By June 1980 he was a producer of light entertainment, and the assignment brought him to Minsterley where the village show committee was finalising its arrangements.
He descended with microphones, miles of tape to fill, two BBC sound engineers, and an assistant who recorded, often grinning, the two-hour meeting at the nucleus of community activity – the village pub.
His aim was to produce an amusing half-hour programme taking a lighthearted look at the work that goes into organising a typical village agricultural show.
The idea had been suggested to the BBC by Minsterley's publicity officer, former journalist Mrs Jackie Edwards, who wrote to the head of documentaries at the BBC telling him all about the show, where farmers and a lord worked enthusiastically together to organise the grand event.
She described the typical and often hilarious hitches encountered by show organisers on the great day, like judges going missing, home-made wine entries being stolen during the night, and sheep escaping from their pens and running amok in the donkey ring.
The BBC took the bait.
As the 40-strong membership crammed into the small meeting room, initial bashfulness at the fact that they were being recorded soon evaporated, and Tony got plenty of entertaining material for his broadcast, including the revelation of some show secrets like the disastrous year an errant mongrel from the neighbouring fairground got among the entries in the horticultural tent and scoffed several cream cakes and all the children's gingerbread men.
Afterwards 61-year-old Tony said: "It's just typical of the type of thing the Archers could have been involved with in Ambridge.
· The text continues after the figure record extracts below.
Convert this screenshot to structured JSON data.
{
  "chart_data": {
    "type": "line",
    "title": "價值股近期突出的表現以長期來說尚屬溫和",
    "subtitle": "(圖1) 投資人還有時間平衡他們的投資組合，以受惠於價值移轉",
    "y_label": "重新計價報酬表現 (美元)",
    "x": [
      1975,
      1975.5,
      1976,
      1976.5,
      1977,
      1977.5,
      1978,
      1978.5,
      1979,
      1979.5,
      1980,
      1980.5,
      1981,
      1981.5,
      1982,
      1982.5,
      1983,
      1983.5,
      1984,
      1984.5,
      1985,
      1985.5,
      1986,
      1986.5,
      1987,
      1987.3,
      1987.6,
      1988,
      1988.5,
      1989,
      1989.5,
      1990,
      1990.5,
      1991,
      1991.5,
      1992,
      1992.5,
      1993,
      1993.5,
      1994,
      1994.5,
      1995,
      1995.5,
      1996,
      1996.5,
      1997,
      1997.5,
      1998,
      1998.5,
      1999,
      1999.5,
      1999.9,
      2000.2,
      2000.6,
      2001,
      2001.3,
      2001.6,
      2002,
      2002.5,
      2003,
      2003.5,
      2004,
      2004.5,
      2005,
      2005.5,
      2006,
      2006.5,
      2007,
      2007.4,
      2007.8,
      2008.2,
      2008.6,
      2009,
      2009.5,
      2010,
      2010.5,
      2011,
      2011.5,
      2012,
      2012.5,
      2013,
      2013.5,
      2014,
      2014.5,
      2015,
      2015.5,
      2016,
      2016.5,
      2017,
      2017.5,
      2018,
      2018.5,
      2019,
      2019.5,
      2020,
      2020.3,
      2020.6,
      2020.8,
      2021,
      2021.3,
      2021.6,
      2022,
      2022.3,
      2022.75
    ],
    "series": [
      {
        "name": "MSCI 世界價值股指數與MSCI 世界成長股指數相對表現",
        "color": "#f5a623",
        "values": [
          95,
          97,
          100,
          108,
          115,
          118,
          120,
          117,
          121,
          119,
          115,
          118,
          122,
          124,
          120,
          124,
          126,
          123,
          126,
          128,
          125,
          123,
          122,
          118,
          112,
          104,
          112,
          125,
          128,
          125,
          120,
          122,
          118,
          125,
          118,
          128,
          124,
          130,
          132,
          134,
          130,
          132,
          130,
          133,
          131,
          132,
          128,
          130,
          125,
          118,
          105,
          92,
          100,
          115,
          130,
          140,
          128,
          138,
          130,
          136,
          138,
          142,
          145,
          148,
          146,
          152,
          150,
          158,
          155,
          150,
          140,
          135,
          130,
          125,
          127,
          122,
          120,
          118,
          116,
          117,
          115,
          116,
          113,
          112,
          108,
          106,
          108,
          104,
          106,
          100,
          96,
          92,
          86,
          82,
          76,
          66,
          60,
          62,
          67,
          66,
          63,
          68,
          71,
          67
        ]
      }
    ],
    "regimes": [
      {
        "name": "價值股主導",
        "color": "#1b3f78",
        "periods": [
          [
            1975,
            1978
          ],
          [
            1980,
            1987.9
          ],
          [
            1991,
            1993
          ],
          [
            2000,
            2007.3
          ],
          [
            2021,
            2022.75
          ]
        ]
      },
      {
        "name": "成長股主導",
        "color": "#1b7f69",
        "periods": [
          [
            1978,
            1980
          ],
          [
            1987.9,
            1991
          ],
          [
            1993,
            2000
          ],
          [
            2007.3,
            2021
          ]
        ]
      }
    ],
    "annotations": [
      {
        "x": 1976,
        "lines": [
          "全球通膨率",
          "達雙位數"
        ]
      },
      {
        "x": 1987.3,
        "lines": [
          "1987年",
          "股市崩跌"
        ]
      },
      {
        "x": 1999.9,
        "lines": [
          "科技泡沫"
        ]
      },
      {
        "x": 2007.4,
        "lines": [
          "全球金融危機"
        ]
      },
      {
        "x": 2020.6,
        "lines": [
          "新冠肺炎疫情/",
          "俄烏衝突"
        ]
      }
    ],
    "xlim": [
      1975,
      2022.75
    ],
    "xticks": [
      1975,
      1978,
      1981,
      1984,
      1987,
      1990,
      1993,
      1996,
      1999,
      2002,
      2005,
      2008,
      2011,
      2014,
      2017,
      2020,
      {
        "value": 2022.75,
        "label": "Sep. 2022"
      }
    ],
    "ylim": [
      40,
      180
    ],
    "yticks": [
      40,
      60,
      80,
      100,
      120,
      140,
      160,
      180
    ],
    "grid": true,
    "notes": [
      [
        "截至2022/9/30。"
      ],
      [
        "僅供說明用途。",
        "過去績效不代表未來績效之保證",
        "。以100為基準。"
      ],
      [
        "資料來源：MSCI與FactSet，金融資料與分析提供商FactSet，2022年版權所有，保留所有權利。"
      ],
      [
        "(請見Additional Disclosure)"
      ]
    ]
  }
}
It was rather like going back 28 years to when I first started producing The Archers. The various rich accents here were quite strange and interesting, and were very much a part of the meeting."
One of those there on that night was Martin Dyas, of Pontesbury, who was the show treasurer from 1968 to 2018, and president in 2017 and 2018.
He says the recording was made in the meeting room at the Crown & Sceptre pub in Minsterley.
"I might just add that looking back at my records the show that year featured bantam grass track racing and a clay pigeon shoot, together with Percy Thrower judging the flower section," said Martin.
"It went on to record a net show profit of £1,016."
However, he added: "Sadly, as with most events this year, the show has had to be cancelled. However we look forward to 2021 being better than ever."